Renata bisa melihat Rajah berpikir. Butuh beberapa detik sebelum pria itu berkata.
"Kenapa kau ingin menikahinya?" Mata Rajah memicing menatap anaknya, seperti mencurigai sesuatu. "Kenapa kau ingin menikahi perempuan itu? Kau menolak setengah mati saat aku ingin mempercepat pernikahanmu dengan Aalisha. Dulu kau memohon padaku untuk memutuskan pertunanganmu dengan Aalisha, tapi sekarang? Kenapa kau ingin menikah dengan perempuan itu, Ben? Karena kalau kau memiliki perasaan padanya - aku tak akan setuju."
"Aku tak memiliki perasaan apapun padanya," jawab Ben - cepat dan terdengar yakin.
"Lalu kenapa? Kenapa kau lebih memilih Renata daripada Glade?"
"Karena aku tak ingin mempermalukan keluarga kita. Pernikahanku satu minggu lagi. Kalau kita tiba-tiba membatalkannya, itu akan memalukan dan Oetomo tak boleh melakukan hal memalukan seperti itu, kan?" kata Ben.
Rajah mendesah kasar lalu berjalan melewati anaknya itu. "Lakukan apapun yang kau mau. Tapi kau harus bertanggung jawab dengan keputusanmu ini," ucapnya dengan dingin.
Renata menepi ke arah dinding ketika Rajah keluar dari pintu. Setelah Rajah pergi, Renata bisa mendengar Margareth mengatakan sesuatu pada anaknya.
"Mami tak peduli siapa yang kau nikahi nanti. Tapi kau harus mengingat satu hal." Wanita itu mendekati Ben dan merapikan kerah kemejanya. "Jangan pernah membuat ayahmu kecewa, Benedict," ucap wanita itu dengan nada yang sama dinginnya dengan Rajah.
Renata kembali bersembunyi ketika Margareth keluar. Perempuan itu melihat Ben masih termenung di tempatnya berdiri. Mata laki-laki itu terlihat lelah - lingkaran hitam di bawah matanya terlihat jelas. Dan Renata tahu - meskipun dari kejauhan, bahwa laki-laki itu tak bahagia.
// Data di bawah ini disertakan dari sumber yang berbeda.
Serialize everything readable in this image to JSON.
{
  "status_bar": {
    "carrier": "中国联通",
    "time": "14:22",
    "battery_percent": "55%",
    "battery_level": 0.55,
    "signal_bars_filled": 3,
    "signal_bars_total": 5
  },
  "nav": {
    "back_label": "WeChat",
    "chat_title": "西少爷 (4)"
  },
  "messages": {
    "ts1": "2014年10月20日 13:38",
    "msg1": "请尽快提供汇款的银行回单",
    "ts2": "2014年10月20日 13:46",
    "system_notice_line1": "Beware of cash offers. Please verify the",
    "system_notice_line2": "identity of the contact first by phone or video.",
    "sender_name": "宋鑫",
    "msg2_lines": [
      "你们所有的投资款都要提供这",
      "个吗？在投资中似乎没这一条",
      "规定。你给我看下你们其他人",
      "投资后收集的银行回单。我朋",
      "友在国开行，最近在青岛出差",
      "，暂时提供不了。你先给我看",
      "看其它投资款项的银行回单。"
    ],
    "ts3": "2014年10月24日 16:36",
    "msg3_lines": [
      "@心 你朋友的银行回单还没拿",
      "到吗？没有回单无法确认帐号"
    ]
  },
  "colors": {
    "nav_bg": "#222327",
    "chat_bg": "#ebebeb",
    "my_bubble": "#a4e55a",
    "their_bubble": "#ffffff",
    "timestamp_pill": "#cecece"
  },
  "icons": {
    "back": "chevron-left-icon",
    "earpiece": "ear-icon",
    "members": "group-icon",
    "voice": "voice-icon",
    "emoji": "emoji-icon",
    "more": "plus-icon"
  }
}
Renata mencegat Ben di depan pintu ketika laki-laki itu ingin keluar. "Kau tak pandai berdebat, tapi ku akui kau pandai merayu dan memohon pada orang tuamu." Perempuan itu menyilangkan tangannya di d**a. "Kenapa kau sampai melakukan itu untuk hanya untuk menikah denganku, Benedict?"
Ben menatap Renata dengan datar. "Jangan salah paham. Aku tak melakukannya untukmu, aku melakukannya untuk diriku sendiri," kata Ben sambil melewati Renata dengan wajah dingin.